The Debate over Understanding in AI's Large Language Models

Summary

Mitchell and Krakauer survey the active debate over whether large language models understand the language they generate, contrasting two camps: skeptics who emphasize statistical pattern-matching and brittleness, and partisans who point to emergent abilities and human-like performance on cognitive tasks. They argue both camps operate with under-specified, often anthropocentric notions of "understanding," and call for empirical operationalization rather than further dueling intuitions.

Contribution

A clean problem statement for what to argue about when arguing about LLM cognition — and a survey of the empirical work each camp draws on. Reframes the dispute as a methodological one (we lack agreed operationalizations of understanding) rather than a purely philosophical one.

Method

Position paper / review.
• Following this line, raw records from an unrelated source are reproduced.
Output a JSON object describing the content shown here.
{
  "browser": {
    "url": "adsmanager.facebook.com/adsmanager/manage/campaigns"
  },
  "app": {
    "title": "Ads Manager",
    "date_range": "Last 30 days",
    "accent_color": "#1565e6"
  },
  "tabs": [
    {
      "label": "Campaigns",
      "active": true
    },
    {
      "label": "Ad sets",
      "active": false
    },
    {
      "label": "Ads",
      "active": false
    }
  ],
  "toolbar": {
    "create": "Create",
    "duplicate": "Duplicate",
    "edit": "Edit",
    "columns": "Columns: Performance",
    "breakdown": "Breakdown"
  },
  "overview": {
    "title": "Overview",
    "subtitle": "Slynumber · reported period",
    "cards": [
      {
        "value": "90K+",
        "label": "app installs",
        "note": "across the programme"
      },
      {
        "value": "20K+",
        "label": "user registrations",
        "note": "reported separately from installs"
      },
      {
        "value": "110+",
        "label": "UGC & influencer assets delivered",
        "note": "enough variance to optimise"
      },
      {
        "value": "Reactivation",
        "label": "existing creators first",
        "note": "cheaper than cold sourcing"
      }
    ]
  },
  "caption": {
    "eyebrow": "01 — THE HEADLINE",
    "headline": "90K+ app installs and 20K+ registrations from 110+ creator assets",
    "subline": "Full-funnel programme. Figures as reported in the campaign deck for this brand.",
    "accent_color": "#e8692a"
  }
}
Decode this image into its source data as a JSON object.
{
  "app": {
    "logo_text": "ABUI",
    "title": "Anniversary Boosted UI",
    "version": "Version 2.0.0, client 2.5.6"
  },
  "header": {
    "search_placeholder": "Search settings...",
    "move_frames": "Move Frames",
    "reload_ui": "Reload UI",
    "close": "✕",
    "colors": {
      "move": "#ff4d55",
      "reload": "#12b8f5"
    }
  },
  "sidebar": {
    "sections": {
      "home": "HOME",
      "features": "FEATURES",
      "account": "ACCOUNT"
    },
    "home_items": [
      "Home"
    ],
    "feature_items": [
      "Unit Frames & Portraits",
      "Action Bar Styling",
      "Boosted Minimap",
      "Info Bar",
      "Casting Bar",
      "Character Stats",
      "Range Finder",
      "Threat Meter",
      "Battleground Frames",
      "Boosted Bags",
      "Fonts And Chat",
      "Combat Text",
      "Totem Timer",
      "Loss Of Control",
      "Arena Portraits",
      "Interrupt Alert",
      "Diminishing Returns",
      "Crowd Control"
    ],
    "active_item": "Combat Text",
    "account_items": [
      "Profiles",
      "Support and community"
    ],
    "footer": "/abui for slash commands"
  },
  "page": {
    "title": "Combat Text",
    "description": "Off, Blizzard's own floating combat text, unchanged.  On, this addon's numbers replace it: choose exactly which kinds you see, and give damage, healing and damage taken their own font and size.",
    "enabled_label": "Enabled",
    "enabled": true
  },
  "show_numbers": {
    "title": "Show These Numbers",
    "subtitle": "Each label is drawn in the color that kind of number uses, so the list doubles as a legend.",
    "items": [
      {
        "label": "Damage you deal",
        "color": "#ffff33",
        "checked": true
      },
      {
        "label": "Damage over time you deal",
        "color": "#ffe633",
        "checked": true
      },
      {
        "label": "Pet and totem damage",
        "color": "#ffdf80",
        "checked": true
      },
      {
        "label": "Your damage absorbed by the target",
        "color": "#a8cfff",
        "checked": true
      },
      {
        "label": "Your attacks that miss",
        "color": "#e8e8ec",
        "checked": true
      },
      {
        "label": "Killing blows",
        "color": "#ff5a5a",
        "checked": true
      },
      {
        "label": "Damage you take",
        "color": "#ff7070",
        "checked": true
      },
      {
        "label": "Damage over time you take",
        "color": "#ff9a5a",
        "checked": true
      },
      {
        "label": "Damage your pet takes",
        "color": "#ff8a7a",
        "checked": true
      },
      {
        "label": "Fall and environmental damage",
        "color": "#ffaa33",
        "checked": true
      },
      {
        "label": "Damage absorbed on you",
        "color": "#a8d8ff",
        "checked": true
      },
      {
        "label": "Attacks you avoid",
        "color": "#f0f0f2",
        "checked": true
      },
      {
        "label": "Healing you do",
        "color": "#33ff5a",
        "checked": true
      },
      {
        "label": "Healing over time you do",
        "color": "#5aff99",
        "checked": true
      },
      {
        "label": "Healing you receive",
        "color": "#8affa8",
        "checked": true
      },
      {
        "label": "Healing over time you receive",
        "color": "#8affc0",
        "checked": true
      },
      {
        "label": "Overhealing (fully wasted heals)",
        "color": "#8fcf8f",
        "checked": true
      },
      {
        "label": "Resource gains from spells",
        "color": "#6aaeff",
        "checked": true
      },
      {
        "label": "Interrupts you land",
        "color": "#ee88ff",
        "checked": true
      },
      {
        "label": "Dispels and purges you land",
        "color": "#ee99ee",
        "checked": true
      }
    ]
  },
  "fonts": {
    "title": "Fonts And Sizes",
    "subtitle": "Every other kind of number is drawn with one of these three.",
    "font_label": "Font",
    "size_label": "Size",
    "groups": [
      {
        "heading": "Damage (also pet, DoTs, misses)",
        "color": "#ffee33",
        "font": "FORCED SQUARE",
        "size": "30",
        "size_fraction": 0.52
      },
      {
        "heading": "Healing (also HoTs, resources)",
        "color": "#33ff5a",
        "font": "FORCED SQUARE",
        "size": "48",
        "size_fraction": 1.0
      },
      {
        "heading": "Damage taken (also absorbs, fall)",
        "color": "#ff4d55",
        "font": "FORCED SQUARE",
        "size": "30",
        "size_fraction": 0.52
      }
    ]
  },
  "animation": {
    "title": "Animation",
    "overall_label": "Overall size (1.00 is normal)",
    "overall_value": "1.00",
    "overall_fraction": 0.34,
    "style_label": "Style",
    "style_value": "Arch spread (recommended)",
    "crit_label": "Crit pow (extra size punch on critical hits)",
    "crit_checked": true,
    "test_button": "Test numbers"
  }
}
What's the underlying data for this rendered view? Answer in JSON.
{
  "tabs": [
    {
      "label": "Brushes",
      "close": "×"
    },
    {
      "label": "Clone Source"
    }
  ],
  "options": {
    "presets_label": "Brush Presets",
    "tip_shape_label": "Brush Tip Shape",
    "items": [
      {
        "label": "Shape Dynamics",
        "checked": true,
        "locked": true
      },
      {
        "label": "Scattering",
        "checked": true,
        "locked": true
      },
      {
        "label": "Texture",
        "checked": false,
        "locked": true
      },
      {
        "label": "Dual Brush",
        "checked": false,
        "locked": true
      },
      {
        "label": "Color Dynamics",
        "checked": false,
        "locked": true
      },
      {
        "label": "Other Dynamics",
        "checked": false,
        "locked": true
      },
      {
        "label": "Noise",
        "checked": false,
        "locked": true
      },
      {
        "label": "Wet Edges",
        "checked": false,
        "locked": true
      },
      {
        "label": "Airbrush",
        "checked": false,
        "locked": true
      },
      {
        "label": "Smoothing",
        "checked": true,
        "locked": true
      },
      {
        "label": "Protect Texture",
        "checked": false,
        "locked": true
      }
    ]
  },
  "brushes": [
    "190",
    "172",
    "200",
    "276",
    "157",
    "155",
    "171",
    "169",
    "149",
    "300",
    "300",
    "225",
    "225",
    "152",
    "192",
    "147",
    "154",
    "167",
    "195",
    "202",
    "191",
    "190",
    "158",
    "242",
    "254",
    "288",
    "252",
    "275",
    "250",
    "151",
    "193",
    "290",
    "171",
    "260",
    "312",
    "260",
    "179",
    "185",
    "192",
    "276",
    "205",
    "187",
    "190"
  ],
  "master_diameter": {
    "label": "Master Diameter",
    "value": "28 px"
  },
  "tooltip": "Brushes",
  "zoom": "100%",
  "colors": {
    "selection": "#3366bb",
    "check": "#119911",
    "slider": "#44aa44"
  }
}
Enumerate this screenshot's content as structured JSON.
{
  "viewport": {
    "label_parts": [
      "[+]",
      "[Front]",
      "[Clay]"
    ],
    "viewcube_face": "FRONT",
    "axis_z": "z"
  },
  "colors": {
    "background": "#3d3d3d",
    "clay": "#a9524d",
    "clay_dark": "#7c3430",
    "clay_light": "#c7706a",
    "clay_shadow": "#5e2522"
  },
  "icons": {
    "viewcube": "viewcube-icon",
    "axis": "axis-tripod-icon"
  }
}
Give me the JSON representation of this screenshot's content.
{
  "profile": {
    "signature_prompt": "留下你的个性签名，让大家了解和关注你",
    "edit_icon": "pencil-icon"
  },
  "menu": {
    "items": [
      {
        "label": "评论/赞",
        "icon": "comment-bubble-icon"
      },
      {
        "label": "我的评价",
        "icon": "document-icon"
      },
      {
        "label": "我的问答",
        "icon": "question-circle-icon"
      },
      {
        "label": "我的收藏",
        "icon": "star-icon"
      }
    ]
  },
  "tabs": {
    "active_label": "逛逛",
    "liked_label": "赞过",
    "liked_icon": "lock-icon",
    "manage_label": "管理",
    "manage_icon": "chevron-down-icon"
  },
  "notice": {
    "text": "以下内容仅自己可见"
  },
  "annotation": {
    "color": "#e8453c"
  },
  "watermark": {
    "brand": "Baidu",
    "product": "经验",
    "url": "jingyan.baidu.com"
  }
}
Synthesizes recent empirical and conceptual work; identifies open empirical questions.

Relevance to RISE

RISE systems treat LLMs as collaborators in knowledge production — a stance that implicitly imports claims about what those models can do with knowledge. Mitchell and Krakauer's framing is a useful prophylactic: it makes explicit that scoring an autonomy-3 RISE system on its outputs does not settle whether the underlying model understands the science, and that this distinction matters when the outputs are scholarly artifacts that other agents (or humans) will build on.

Critique / open questions

  • The article precedes the wider deployment of agentic systems; the debate has since shifted toward whether tool-augmented LLMs blur the understanding/use distinction further.
  • Operationalization of understanding is invited but not delivered; the paper is best read as setting the agenda.